Outside of the collaboration with CEC, BluNova will continue with its efforts to commercialise AltBureau and the affiliate marketing components of MarTech.

The year's strategic initiatives focused on making progress in restructuring BluNova's aggregated data, the foundation of the Company's algorithms and services. The Company also redirected efforts towards the deanonymisation of cash vouchers and identifying user behaviour around these.

BluAdvance achieved significant success over the past year, with its proof of value successfully demonstrated during its incubation within BluNova. The business has now transitioned to full commercialisation, supported by a dedicated team and executive leadership focused on expanding the product portfolio, growing the business customer base and reaching a wider end-consumer market.

Transaction Junction (TJ) is a business enablement platform offering tailored digital payment solutions for companies across a wide range of markets.

TJ experienced a challenging year, primarily due to shifting market dynamics. However, green shoots were in the second half of the year as the business actively invested in people and technology and pursued new revenue opportunities.

TJ continues to attract blue-chip clients from the banking and retail sectors. Together with an increased focus on innovative technologies, this bodes well for future cross-selling and revenue opportunities.

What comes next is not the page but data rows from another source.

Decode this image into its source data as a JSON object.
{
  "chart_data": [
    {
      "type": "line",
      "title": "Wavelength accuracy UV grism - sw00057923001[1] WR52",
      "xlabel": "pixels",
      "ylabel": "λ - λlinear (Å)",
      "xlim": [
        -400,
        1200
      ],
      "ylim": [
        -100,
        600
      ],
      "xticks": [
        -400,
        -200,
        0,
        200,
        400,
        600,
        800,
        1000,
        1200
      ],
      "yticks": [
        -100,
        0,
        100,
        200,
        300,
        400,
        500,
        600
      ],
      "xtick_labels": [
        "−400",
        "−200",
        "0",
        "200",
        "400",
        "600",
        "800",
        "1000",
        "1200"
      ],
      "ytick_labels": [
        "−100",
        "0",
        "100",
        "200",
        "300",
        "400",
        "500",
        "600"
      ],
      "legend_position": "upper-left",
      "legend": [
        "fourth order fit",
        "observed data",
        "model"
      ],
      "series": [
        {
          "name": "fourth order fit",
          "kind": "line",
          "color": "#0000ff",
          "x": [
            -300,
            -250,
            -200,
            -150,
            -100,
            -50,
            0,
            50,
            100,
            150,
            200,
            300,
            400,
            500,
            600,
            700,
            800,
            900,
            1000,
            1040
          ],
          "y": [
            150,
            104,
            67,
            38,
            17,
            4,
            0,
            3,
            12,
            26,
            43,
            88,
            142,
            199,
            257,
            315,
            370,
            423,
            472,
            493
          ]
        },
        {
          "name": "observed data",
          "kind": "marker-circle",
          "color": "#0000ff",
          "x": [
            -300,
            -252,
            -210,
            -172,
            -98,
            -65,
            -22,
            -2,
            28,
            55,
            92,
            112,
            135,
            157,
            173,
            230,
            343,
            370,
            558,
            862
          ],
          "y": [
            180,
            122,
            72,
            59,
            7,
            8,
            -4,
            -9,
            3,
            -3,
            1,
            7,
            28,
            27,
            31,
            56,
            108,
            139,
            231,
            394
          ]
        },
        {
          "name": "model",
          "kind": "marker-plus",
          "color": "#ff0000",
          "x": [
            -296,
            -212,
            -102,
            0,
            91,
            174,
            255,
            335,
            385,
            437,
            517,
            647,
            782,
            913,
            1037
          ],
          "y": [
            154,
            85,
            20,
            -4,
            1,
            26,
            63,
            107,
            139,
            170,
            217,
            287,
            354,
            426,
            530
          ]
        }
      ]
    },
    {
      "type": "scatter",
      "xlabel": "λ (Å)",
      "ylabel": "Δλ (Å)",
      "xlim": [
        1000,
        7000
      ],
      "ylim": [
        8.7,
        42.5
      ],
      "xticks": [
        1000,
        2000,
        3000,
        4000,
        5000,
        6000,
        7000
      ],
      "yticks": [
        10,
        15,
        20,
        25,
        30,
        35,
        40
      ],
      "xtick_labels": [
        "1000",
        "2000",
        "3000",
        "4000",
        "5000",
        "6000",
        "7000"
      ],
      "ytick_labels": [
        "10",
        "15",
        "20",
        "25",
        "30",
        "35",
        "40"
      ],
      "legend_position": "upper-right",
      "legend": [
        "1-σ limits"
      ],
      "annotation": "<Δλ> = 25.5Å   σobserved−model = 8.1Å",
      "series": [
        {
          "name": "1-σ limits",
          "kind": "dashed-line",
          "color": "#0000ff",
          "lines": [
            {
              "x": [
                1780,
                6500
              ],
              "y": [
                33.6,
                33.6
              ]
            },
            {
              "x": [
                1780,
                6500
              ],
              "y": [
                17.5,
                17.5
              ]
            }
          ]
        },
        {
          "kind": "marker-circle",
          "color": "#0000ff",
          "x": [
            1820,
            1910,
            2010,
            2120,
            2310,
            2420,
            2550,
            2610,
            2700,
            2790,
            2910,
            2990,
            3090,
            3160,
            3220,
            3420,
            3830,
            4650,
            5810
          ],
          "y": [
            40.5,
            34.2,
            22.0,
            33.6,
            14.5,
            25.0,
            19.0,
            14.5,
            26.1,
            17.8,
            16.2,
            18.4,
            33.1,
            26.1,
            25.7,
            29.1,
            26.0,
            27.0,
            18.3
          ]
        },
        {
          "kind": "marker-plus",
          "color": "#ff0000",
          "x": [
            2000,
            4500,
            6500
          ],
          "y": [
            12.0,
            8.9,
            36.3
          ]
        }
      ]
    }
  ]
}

Looking ahead, the business anticipates an improved performance after the finalisation of an ISO agreement with one of Africa's largest banking groups to drive revenue across nine additional African countries.

Blue Label Connect (BLC) distributes tailor-made hybrid top-up airtime and data contracts.

BLC's call centre operations maintain a steady and promising growth trajectory. Collection percentages have consistently exhibited positive growth month on month, aligning with or surpassing all of its curve percentages. In addition, the integration of Real Time Transaction 1 (TT1) into its new process as well as an intensive focus on soft collections and electronic data captures is expected to yield a slight boost to the business's collections.

The application of sophisticated modelling and data analysis has played a pivotal role in driving these enhancements. As a result, BLC achieved a pleasing increase in collections during the year.

In terms of stock controls, BLC continued operating efficiently and remained closely in line with initial forecasts. The business consistently evaluates pricing against market standards and collaborates seamlessly with CEC to benchmark pricing strategies.

Over the past year, BLC has been actively implementing new strategies and leveraging innovative technologies. This strategy will likely continue, along with our revised approach to credit that resulted in the successful implementation of a new credit scorecard that has performed well since being introduced.

Blue Label Data Solutions (BLDS) is a market leader in consumer data, big data, validation and verification, data cleansing and lead creation.

BLDS's key strategy during the year and going forward is to control the entire data value chain, which would typically include controlling and managing data. In some cases, such as VAS, BLDS owns the product it sells.

Blue Label's aim is for BLDS to be the most efficient and reliable data provider, as well as the number one lead supplier in South Africa, by ensuring that our data leads the market in terms of quality, reliability and compliance. Blue Label intends for BLDS to broaden its managed services stable offering to include identity card verifications and the development and distribution of call centre software in what we believe is a burgeoning business process outsourcing (BPO) market.

From a regulatory perspective, BLDS prioritises the integrity and security of data, with adherence to regulatory frameworks such as POPI remaining all-important.